Le pape Benoît XVI a médité cette parabole, dans un entretien spontané, aux prêtres du Val d’Aoste (Italie), le 25 juillet 2005.

… Le travail du Seigneur avait commencé dans un grand enthousiasme. On voyait que les malades étaient guéris, tous écoutaient avec joie cette parole : « Le Royaume de Dieu est proche ». Il semblait que, vraiment, le changement du monde et l’avènement du Royaume de Dieu étaient imminents (…). On était dans l’attente d’un messager de Dieu qui prendrait en main le gouvernail de l’histoire. Mais nous voyons ensuite que, oui, les malades étaient guéris, les démons expulsés, l’Évangile annoncé, mais, pour le reste, le monde demeurait comme il était. Rien ne changeait. (…) La vie était difficile chaque jour, malgré ces signes, ces belles paroles. Et ainsi l’enthousiasme s’éteignait (…)

Le Seigneur parle du semeur qui sème dans le champ du monde. Et la semence semble être comme sa Parole, comme ces guérisons, une chose vraiment petite par rapport à la réalité historique et politique. Comme la semence est petite, négligeable, ainsi est la Parole.

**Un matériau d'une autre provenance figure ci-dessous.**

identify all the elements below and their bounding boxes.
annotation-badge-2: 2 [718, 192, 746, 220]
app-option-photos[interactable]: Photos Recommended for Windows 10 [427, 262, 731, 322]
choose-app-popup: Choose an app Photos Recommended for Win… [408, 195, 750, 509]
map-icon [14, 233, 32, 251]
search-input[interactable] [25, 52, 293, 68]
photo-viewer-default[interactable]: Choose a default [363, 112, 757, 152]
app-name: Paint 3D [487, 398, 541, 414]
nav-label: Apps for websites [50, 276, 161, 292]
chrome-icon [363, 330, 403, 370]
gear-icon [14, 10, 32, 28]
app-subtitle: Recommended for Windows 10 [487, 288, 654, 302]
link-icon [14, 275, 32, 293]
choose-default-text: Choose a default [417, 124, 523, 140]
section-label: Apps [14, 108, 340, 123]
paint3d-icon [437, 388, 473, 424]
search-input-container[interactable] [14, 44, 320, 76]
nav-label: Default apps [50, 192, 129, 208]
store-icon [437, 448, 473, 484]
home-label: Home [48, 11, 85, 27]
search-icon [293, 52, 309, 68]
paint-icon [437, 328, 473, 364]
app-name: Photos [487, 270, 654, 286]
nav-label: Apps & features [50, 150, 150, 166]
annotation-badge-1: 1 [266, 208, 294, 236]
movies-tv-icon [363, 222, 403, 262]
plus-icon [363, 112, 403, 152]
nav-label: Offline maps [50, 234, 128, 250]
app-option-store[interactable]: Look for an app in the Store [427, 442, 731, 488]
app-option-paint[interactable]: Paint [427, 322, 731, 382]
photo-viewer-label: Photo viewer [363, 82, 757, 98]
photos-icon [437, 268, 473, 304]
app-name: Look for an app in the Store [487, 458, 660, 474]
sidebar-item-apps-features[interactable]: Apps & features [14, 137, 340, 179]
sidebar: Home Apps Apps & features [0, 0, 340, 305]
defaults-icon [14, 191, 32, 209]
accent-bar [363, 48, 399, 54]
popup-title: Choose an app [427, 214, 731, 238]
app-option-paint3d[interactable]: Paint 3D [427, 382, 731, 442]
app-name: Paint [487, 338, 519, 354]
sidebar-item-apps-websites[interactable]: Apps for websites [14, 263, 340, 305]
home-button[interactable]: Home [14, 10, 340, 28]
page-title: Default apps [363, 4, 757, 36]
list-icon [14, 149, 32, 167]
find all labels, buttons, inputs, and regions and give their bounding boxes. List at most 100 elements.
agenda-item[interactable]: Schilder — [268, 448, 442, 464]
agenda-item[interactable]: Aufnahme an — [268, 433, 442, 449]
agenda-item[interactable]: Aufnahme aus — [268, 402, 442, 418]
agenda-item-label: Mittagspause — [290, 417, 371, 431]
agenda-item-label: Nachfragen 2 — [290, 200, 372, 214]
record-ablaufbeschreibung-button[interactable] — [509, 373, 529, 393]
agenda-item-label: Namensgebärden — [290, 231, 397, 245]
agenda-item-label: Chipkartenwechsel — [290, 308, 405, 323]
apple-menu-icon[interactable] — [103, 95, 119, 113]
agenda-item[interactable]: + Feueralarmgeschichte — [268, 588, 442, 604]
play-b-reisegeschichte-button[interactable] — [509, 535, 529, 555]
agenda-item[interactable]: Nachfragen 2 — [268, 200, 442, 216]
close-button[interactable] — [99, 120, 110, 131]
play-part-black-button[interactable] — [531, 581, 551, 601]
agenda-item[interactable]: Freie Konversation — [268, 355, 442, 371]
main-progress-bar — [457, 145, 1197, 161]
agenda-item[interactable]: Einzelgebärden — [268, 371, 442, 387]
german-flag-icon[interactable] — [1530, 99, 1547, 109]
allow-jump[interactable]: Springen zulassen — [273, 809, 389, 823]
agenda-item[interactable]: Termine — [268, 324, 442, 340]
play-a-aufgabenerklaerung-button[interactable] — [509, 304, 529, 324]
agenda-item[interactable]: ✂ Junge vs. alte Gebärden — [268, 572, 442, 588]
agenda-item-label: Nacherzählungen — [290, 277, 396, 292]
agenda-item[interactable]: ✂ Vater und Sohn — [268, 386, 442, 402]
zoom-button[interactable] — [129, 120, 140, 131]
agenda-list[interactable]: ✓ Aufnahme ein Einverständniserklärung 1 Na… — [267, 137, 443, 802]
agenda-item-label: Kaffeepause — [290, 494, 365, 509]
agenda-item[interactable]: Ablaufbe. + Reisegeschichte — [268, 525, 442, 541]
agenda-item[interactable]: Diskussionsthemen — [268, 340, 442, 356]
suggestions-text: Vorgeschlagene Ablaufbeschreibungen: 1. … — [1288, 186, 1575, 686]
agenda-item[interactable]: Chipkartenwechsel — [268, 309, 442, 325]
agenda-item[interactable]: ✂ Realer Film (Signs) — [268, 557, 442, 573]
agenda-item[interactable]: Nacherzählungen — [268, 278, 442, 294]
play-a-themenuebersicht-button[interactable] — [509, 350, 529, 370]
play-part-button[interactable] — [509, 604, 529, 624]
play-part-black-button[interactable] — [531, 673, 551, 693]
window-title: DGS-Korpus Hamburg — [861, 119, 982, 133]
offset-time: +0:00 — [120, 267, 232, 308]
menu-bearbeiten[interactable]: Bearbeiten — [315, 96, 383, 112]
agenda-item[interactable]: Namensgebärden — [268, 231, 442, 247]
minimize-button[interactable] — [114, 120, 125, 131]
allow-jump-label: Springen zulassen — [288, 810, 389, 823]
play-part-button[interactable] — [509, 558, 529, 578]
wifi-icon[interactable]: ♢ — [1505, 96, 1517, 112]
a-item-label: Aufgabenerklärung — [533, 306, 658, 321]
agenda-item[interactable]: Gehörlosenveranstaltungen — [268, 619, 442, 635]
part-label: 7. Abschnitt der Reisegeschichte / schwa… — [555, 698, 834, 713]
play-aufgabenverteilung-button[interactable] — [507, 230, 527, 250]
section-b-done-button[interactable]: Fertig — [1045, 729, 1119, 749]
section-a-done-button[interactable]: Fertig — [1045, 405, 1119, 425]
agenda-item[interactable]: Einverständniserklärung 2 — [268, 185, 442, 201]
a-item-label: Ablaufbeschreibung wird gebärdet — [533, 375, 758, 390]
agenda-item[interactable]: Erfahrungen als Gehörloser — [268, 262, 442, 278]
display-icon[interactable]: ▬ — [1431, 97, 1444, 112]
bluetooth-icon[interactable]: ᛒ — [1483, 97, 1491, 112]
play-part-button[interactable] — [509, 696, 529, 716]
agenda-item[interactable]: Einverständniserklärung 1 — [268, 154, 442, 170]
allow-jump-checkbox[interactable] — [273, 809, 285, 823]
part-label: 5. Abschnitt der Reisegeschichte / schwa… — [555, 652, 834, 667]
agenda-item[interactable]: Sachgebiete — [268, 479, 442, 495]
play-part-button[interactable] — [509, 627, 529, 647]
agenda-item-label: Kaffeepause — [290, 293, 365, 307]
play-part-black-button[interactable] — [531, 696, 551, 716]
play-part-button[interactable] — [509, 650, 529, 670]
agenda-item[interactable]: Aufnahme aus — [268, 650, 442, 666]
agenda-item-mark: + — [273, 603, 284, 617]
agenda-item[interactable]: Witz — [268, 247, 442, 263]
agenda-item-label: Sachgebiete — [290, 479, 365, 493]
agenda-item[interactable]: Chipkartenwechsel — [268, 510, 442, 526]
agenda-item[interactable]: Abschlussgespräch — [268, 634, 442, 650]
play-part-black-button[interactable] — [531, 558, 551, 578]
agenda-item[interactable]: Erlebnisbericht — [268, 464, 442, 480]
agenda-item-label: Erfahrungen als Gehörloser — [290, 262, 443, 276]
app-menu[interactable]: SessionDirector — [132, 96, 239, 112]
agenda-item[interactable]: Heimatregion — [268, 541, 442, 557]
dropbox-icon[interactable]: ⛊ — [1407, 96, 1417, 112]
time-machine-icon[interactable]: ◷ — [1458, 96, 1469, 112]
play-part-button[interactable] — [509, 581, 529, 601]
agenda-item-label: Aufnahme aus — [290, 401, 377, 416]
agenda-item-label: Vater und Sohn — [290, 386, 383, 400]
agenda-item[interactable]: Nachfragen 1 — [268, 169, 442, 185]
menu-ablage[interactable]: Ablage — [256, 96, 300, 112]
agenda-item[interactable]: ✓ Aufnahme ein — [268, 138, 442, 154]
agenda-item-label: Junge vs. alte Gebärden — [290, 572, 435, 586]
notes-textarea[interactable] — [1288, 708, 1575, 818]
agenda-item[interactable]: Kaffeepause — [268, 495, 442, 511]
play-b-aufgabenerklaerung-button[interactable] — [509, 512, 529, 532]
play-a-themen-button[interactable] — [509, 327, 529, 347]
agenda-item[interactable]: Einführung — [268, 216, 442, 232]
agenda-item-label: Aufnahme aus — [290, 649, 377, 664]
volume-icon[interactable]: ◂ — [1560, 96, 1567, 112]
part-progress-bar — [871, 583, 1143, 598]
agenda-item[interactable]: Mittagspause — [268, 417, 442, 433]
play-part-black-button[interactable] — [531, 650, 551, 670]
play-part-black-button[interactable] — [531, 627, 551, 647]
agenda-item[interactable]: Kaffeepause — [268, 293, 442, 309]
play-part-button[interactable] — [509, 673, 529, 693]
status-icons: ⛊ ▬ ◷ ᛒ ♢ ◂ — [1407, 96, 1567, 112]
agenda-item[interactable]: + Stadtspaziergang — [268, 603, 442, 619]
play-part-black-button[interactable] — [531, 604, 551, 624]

Cependant, nous dit la parabole, dans la semence l’avenir est présent, parce que la semence porte en elle le pain de demain, la vie de demain. La semence semble n’être presque rien, et pourtant la semence est la présence de l’avenir déjà présent aujourd’hui. Et ainsi, il nous dit par cette parabole : nous sommes dans le temps des semailles, la Parole de Dieu semble n’être qu’une parole, presque rien. Mais ayez courage, cette Parole porte en elle la vie ! Et elle porte du fruit ! La parabole dit aussi qu’une grande partie des semences ne porte pas de fruit parce qu’elle est tombée sur la route, sur le terrain rocailleux, etc. Mais la partie qui est tombée dans la bonne terre donne trente, soixante, cent pour un.

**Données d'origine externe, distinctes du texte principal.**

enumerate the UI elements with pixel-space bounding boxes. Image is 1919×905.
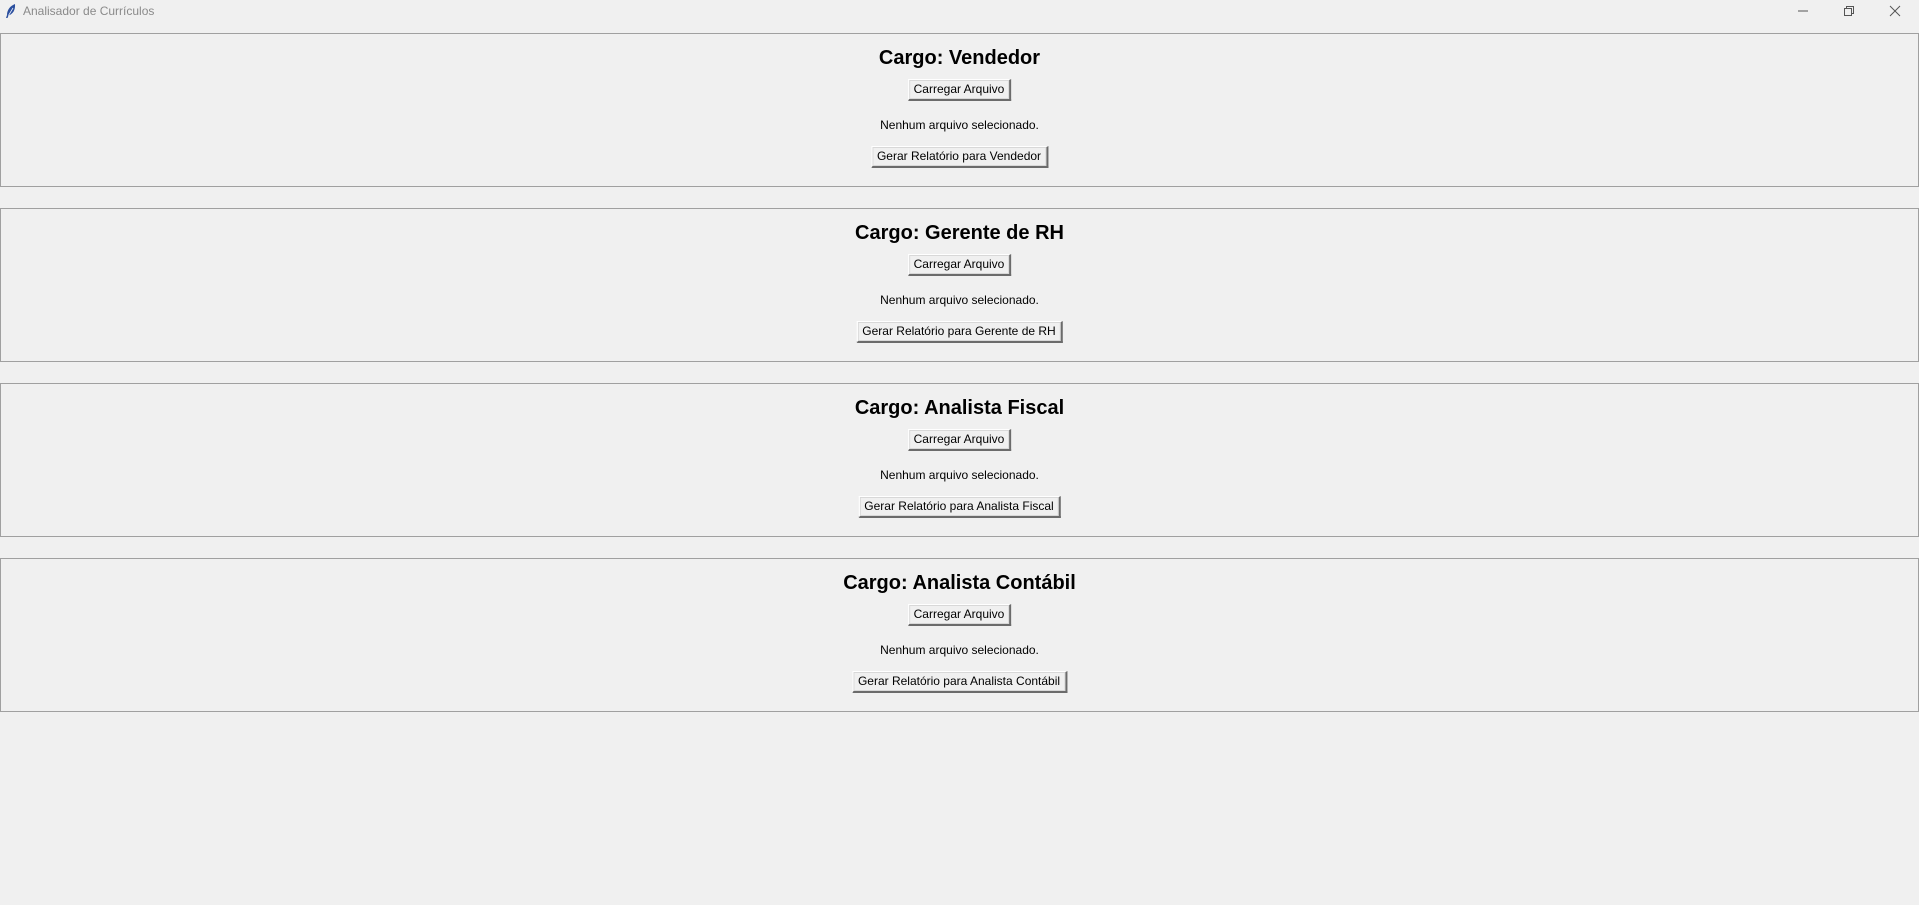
generate-report-button[interactable]: Gerar Relatório para Vendedor — [870, 146, 1049, 168]
file-status-label: Nenhum arquivo selecionado. — [880, 293, 1039, 307]
file-status-label: Nenhum arquivo selecionado. — [880, 468, 1039, 482]
feather-icon — [4, 3, 18, 19]
generate-report-button[interactable]: Gerar Relatório para Gerente de RH — [856, 321, 1063, 343]
close-icon — [1889, 5, 1901, 17]
generate-report-button[interactable]: Gerar Relatório para Analista Fiscal — [858, 496, 1061, 518]
load-file-button[interactable]: Carregar Arquivo — [907, 429, 1012, 451]
minimize-icon — [1798, 10, 1808, 12]
minimize-button[interactable] — [1780, 0, 1826, 22]
file-status-label: Nenhum arquivo selecionado. — [880, 643, 1039, 657]
load-file-button[interactable]: Carregar Arquivo — [907, 254, 1012, 276]
load-file-button[interactable]: Carregar Arquivo — [907, 79, 1012, 101]
section-vendedor: Cargo: Vendedor Carregar Arquivo Nenhum … — [0, 33, 1919, 187]
section-analista-contabil: Cargo: Analista Contábil Carregar Arquiv… — [0, 558, 1919, 712]
close-button[interactable] — [1872, 0, 1918, 22]
section-analista-fiscal: Cargo: Analista Fiscal Carregar Arquivo … — [0, 383, 1919, 537]
load-file-button[interactable]: Carregar Arquivo — [907, 604, 1012, 626]
restore-button[interactable] — [1826, 0, 1872, 22]
section-title: Cargo: Vendedor — [878, 47, 1041, 69]
window-titlebar[interactable]: Analisador de Currículos — [0, 0, 1919, 22]
section-title: Cargo: Gerente de RH — [855, 222, 1064, 244]
restore-icon — [1844, 6, 1854, 16]
file-status-label: Nenhum arquivo selecionado. — [880, 118, 1039, 132]
window-title: Analisador de Currículos — [23, 4, 155, 18]
generate-report-button[interactable]: Gerar Relatório para Analista Contábil — [851, 671, 1068, 693]
section-title: Cargo: Analista Contábil — [843, 572, 1076, 594]
section-title: Cargo: Analista Fiscal — [854, 397, 1065, 419]
section-gerente-rh: Cargo: Gerente de RH Carregar Arquivo Ne… — [0, 208, 1919, 362]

Cela nous fait comprendre que nous devons être courageux même si la Parole de Dieu, le Royaume de Dieu, semblent sans importance historico-politique. À la fin, Jésus, le dimanche des Rameaux, a comme résumé tous ces enseignements sur la semence de la Parole : si le grain de blé ne tombe pas en terre et ne meurt pas, il demeure seul ; s’il tombe en terre et s’il meurt, il porte beaucoup de fruit. Et il nous a fait ainsi comprendre qu’il est lui-même le grain de blé qui tombe en terre et qui meurt. Lors de la crucifixion, tout semble raté, mais c’est ainsi, en tombant en terre, en mourant, lors du Chemin de Croix, qu’il porte du fruit en tout temps, pour tous les temps (…) Il me semble que dans l’histoire de l’Église, sous des formes diverses, toujours existent ces questions qui nous tourmentent réellement : que faire ? Les gens semblent n’avoir pas besoin de nous, tout ce que nous faisons semble inutile. Mais nous apprenons de la Parole du Seigneur que seule cette semence transforme toujours à nouveau la terre et l’ouvre à la vraie vie.